胸に何かが湧いてくる。こんなにまっすぐな想いを向けられたのは、初めてだった。
『申し訳ありません。聞き苦しいことを言って・・・・・忘れてください』
そう告げて、斎が目を閉じた。項垂れる。反省した顔で。
『ばーか』
ぱしん。頭をはたいて言った。斎があっけに取られている。
『嬉しかったんでしょ?』
『・・・・はい』
『会いたかったんでしょ?』
『はい』
『なら、どーしてすぐ諦めるの』
言いながら覗きこんだ。斎は固まっている。まだ、意味がわからないのか。まったく。勝手に自己完結するからよ。
『オレは、“続き”って言ったよな?』
『はい』
『それ、まだ終わってないでしょ』
『・・・・・・』
斎はまだ固まっている。目だけが細かく動いて。一生懸命、把握しようとしているらしい。オレは畳み掛けるように言った。

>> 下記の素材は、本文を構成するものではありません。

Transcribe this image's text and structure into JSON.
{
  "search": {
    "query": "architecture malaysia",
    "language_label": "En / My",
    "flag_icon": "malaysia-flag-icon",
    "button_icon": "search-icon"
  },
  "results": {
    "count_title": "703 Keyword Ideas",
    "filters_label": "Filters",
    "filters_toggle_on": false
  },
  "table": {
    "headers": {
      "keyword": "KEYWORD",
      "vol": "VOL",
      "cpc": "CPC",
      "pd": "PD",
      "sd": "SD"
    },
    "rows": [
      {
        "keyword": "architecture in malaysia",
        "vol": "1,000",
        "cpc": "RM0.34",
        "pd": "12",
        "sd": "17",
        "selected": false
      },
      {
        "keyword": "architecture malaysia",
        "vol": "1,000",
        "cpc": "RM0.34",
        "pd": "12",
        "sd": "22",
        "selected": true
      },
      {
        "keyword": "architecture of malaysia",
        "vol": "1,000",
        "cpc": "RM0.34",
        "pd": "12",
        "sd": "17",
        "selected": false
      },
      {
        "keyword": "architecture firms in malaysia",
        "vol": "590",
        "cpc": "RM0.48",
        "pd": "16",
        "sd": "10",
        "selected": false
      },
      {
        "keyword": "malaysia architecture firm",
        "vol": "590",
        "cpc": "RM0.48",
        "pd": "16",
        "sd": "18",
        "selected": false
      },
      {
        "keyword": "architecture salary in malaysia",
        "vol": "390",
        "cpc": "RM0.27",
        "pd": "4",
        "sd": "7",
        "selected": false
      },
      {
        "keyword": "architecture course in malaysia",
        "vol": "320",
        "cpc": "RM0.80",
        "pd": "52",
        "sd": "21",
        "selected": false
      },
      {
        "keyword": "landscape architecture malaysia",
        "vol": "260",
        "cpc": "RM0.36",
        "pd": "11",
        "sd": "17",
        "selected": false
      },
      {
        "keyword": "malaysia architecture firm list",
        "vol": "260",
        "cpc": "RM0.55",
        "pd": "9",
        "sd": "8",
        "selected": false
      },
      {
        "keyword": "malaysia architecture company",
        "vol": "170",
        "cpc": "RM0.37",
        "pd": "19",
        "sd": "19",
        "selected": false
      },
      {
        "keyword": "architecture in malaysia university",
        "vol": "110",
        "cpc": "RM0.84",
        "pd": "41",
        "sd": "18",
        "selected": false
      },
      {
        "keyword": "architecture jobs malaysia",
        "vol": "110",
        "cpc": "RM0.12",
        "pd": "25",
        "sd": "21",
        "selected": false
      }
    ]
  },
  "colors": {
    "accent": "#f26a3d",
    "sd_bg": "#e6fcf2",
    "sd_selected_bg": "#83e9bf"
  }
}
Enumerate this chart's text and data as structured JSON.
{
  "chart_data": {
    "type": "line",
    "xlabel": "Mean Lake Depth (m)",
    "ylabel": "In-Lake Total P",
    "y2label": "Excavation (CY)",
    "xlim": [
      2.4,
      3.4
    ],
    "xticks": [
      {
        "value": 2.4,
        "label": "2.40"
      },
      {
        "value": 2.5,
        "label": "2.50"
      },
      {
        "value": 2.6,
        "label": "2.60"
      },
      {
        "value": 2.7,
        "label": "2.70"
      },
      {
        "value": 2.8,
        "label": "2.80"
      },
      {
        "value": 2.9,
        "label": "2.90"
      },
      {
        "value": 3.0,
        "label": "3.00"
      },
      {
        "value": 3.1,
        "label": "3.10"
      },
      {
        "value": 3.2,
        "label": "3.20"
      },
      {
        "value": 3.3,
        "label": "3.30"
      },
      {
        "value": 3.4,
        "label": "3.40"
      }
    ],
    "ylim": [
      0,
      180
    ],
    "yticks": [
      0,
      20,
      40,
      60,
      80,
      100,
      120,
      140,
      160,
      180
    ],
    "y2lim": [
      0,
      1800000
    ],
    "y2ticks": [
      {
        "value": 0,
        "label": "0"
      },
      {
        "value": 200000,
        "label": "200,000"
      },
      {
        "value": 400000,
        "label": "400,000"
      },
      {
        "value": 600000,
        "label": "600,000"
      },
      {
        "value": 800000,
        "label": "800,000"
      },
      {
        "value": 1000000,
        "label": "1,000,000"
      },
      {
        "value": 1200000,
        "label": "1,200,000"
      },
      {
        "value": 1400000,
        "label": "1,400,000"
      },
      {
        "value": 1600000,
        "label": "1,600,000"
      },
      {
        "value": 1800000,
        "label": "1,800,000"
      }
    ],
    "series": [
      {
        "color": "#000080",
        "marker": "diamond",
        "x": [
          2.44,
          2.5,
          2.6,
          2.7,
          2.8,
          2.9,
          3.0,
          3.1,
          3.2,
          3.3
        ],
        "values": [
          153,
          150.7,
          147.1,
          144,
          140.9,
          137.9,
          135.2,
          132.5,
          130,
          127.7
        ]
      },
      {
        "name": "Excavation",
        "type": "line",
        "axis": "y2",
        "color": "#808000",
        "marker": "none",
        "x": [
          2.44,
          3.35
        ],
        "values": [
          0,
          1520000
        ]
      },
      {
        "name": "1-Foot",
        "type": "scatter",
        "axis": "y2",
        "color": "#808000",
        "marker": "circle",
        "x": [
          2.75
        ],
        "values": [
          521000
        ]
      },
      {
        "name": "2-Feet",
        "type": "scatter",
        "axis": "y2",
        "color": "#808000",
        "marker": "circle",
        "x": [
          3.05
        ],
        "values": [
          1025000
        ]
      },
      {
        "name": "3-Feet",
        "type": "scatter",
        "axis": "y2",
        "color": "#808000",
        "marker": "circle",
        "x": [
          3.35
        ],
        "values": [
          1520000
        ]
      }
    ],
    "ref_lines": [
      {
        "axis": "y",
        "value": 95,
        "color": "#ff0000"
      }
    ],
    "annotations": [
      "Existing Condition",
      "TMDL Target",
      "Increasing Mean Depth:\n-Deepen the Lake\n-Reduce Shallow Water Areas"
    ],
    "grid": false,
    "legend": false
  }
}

『オマエはオレと“最後まで”するの。それは任務後のお楽しみなの。わかった?』
『は、はい』
狐に摘ままれた様な顔で、斎が頷いた。本当、わかってるのかねぇ。
『じゃ、お遊びは終わり。これからはお仕事。目、閉じろ。今からオマエをオレの防御結界ン中に入れる』
閉じられた目を確認して、オレは印を組んだ。口呪を口の中に溜める。力の入る肩を掴んで、口移しで流し込んだ。
『オッケー、これでよし。そろそろ中に入るよ。遅れないでね』
『わかりました』
『んじゃ、いくよん』
合図と共に、オレは走り出した。斎が後を追ってくる。闇の中へと紛れ、オレ達は天角へと侵入した
さあて。
早くお仕事済まさないとね。
あいつは心配性だから、すぐに逃げちゃいそうだもの。
さっさと片づけて、しっかりきっちりヤッちゃわないと。
ヤッちゃって、教えてあげないとね。
オマエは、オレのよって。
普段とは別の意味で意気込みながら、オレは任務を遂行し始めた。